そして、すてぱのが作曲と演奏を担い、ボーカルも合成音声で立てているのが面白いです。
普通なら機械的になりそうなところなのに、むしろ曲のメッセージが際立っています。人の不完全さを見抜いた上で、それでも愛してくださる主を歌う時、完全ではない声であること さえ、ひとつの証しみたいに聞こえる からです。

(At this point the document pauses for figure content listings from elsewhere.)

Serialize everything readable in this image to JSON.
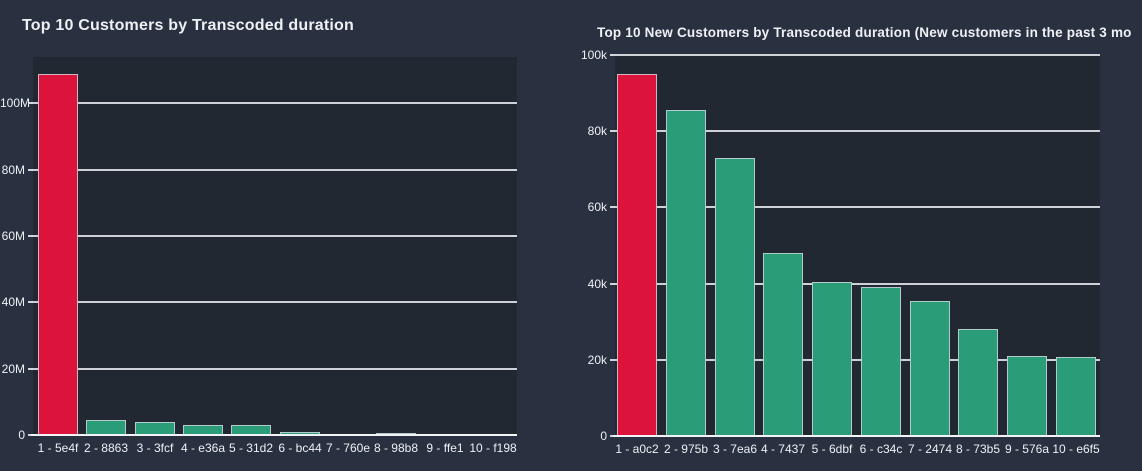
{
  "colors": {
    "page_background": "#293140",
    "plot_background": "#212832",
    "highlight_bar": "#dc143c",
    "bar": "#2a9c78",
    "bar_border": "#cbd3db",
    "gridline": "#e6e9ee",
    "axis_line": "#f2f4f7",
    "text": "#eef0f4"
  },
  "chart_data": [
    {
      "type": "bar",
      "title": "Top 10 Customers by Transcoded duration",
      "categories": [
        "1 - 5e4f",
        "2 - 8863",
        "3 - 3fcf",
        "4 - e36a",
        "5 - 31d2",
        "6 - bc44",
        "7 - 760e",
        "8 - 98b8",
        "9 - ffe1",
        "10 - f198"
      ],
      "values": [
        109000000,
        4400000,
        3900000,
        2900000,
        3000000,
        850000,
        450000,
        650000,
        200000,
        350000
      ],
      "highlight_index": 0,
      "xlabel": "",
      "ylabel": "",
      "ylim": [
        0,
        114000000
      ],
      "ytick_values": [
        0,
        20000000,
        40000000,
        60000000,
        80000000,
        100000000
      ],
      "ytick_labels": [
        "0",
        "20M",
        "40M",
        "60M",
        "80M",
        "100M"
      ],
      "grid": true,
      "legend": false
    },
    {
      "type": "bar",
      "title": "Top 10 New Customers by Transcoded duration (New customers in the past 3 mo",
      "categories": [
        "1 - a0c2",
        "2 - 975b",
        "3 - 7ea6",
        "4 - 7437",
        "5 - 6dbf",
        "6 - c34c",
        "7 - 2474",
        "8 - 73b5",
        "9 - 576a",
        "10 - e6f5"
      ],
      "values": [
        95000,
        85500,
        73000,
        48000,
        40500,
        39000,
        35500,
        28000,
        21000,
        20700
      ],
      "highlight_index": 0,
      "xlabel": "",
      "ylabel": "",
      "ylim": [
        0,
        100000
      ],
      "ytick_values": [
        0,
        20000,
        40000,
        60000,
        80000,
        100000
      ],
      "ytick_labels": [
        "0",
        "20k",
        "40k",
        "60k",
        "80k",
        "100k"
      ],
      "grid": true,
      "legend": false
    }
  ]
}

歌詞を味わうほど、これは自己肯定の歌ではなく、赦しと憐れみの前で立ち尽くす歌 だと感じます。自分で自分を持ち上げるのではなく、「主がなお愛してくださる」という事実に支えられて、もう一度顔を上げる。その方向がぶれていないのが、とても良かったです。

ローマ 5:8
しかし、私たちがまだ罪人であったとき、キリストが私たちのために死なれたことによって、神は私たちに対するご自身の愛を明らかにしておられます。

哀歌 3:22-23
主の恵みを私たちは受けている。それは尽きることがない。主のあわれみは尽きない。これは朝ごとに新しい。

2本を並べて聴くと見えてくること

この2本は、別々の賛美として聴いてももちろん良いのですが、並べると流れが見えます。
「十字架の陰に」 は、主のもとへ身を寄せる歌。「それでも愛してくださる主」 は、その場所でなお愛されていることを受け取る歌。逃げ込むことと、赦されること。十字架のもとに行くことと、そこで愛を知ること。ちゃんとつながっています。

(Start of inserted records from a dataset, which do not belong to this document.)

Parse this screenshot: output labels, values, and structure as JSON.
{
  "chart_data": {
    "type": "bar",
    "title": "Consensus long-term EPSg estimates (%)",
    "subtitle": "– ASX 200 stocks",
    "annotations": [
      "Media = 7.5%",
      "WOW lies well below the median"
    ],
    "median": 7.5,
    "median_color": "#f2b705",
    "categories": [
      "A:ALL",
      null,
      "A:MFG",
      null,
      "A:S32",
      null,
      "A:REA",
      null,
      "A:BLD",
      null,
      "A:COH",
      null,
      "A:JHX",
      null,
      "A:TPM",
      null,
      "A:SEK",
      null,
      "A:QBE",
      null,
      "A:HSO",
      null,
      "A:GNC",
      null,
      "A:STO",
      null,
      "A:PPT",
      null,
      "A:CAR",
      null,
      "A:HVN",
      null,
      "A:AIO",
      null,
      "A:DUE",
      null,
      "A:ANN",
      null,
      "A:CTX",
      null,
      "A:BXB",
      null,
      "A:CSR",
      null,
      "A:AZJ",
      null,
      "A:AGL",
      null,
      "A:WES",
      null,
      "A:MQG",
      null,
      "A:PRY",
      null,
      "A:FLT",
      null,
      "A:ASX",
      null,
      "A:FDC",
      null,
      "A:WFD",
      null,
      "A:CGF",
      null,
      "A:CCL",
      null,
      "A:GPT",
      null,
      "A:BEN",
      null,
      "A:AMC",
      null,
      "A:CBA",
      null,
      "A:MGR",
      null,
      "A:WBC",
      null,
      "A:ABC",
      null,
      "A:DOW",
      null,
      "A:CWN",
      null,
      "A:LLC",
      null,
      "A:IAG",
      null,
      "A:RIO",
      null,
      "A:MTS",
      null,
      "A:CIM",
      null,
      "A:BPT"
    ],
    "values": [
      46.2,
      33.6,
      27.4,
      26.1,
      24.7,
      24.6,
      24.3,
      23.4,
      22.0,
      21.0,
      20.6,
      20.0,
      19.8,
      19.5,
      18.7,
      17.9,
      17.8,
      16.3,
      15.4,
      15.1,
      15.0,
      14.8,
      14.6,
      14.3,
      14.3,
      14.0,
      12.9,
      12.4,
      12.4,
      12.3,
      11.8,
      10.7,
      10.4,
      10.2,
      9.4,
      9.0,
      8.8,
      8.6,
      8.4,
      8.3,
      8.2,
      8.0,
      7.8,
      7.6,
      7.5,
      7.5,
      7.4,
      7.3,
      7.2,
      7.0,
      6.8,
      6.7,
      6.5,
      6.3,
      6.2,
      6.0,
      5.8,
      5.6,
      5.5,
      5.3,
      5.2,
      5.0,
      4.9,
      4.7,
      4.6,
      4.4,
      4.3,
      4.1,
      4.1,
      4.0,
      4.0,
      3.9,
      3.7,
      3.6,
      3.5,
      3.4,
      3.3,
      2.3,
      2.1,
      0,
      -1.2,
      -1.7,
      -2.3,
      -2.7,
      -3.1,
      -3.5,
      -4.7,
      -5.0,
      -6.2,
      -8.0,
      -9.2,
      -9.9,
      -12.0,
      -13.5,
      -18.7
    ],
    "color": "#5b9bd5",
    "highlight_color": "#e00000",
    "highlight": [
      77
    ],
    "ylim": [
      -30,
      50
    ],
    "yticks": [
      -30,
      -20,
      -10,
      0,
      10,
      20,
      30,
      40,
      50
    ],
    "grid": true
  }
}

かおりんの肉声と、合成音声のボーカル。人のあたたかさと、技術を通して差し出された歌。対照的に見えて、どちらも主を指しているのが良いですね。ぼくはこういう並びを見ると、神さまはほんとうに、いろんな器を使われる んだなと思わされます。

すてぱのメモ

十字架の陰に逃げ込むことも、それでも愛してくださる主を信じることも、どちらも簡単ではありません。
ぼくたちはすぐ、自分で整えてから近づこうとしてしまうからです。

でも今回の2本は、順番を逆にしませんでした。
まず主のもとへ行く。そこで愛を知る。そこからもう一度生き直す。
この順番が崩れていないのが、ぼくにはとても嬉しかったです。

祈りたい夜、少し弱っている時、あるいは「ちゃんとしなきゃ」で疲れてしまった時に、よかったら2本続けてどうぞ。
主の十字架と愛が、静かに心へ届きますように。